Toll-like receptor (TLR) recognition of invading pathogens activates innate immunity through signaling pathways involving a variety of protein kinases and phosphatases. We have previously demonstrated that somatic cell nuclear autoantigen sperm protein (sNASP) binds to TNF receptor-related factor 6 (TRAF6) in the resting state. After TLR4 is activated, a signal complex composed of TRAF6, sNASP, interleukin (IL)-1 receptor-related kinase 4, and casein kinase 2 (CK2) is formed. Then CK2 phosphorylates sNASP, releases phosphorylated sNASP (p-sNASP) from TRAF6, and initiates downstream signaling pathways. Here, we found that protein phosphatase 4 (PP4) is a specific sNASP phosphatase, which negatively regulates TLR4-induced TRAF6 activation and its downstream signaling pathways. In terms of mechanism, PP4 is directly recruited by phosphorylated sNASP to dephosphorylate p-sNASP, thereby terminating the activation of TRAF6. After bacterial lipopolysaccharide (LPS) treatment, the ectopic expression of PP4 specifically inhibits the production of sNASP-dependent pro-inflammatory cytokines and downstream signal transduction, while silencing PP4 has the opposite effect. Primary macrophages and mice infected with recombinant adenovirus carrying the gene encoding PP4 (Ad-PP4) showed a significant reduction in IL-6 and TNF-α production. Due to the better ability to eliminate bacteria in the sepsis model, the survival rate of Ad-PP4-infected mice was significantly increased. These results indicate that serine/threonine phosphatase PP4 acts as a negative regulator of innate immunity by regulating the binding of sNASP and TRAF6.

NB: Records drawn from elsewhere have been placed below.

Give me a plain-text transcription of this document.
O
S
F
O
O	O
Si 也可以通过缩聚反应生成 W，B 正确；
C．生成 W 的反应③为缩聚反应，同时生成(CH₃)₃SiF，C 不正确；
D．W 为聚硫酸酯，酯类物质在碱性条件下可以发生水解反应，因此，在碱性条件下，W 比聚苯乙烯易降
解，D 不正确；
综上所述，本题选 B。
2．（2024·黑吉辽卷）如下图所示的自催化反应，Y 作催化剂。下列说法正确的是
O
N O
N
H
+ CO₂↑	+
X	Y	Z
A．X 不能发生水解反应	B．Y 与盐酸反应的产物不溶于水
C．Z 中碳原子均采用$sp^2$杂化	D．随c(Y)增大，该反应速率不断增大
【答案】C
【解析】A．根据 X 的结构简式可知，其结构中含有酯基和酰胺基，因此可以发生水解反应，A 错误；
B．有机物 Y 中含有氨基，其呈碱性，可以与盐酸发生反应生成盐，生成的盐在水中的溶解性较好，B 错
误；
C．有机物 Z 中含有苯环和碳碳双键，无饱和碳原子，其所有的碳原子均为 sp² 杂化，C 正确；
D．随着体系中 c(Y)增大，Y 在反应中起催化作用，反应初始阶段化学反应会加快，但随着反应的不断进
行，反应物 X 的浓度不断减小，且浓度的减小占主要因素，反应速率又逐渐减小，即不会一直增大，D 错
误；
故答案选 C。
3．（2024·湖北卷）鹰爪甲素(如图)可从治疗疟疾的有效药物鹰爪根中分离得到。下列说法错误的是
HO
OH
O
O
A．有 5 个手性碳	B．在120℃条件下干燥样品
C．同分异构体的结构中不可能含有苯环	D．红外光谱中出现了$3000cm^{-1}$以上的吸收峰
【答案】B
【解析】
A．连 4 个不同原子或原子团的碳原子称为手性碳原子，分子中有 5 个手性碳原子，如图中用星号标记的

Author contributions: research designed by F.-MY, H.-MC and ETHY; research conducted by F.-MY; analysis data of F.-MY, H.-MC and ETHY; F.-MY, H.-MC and ETHY wrote this paper.
The author declares no competing interests.
This article is directly contributed by PNAS. JPT is a guest editor invited by the editorial board.
This article contains online support information https://www.pnas.org/lookup/suppl/doi:10.1073/pnas.2107044118/-/DCSupplemental.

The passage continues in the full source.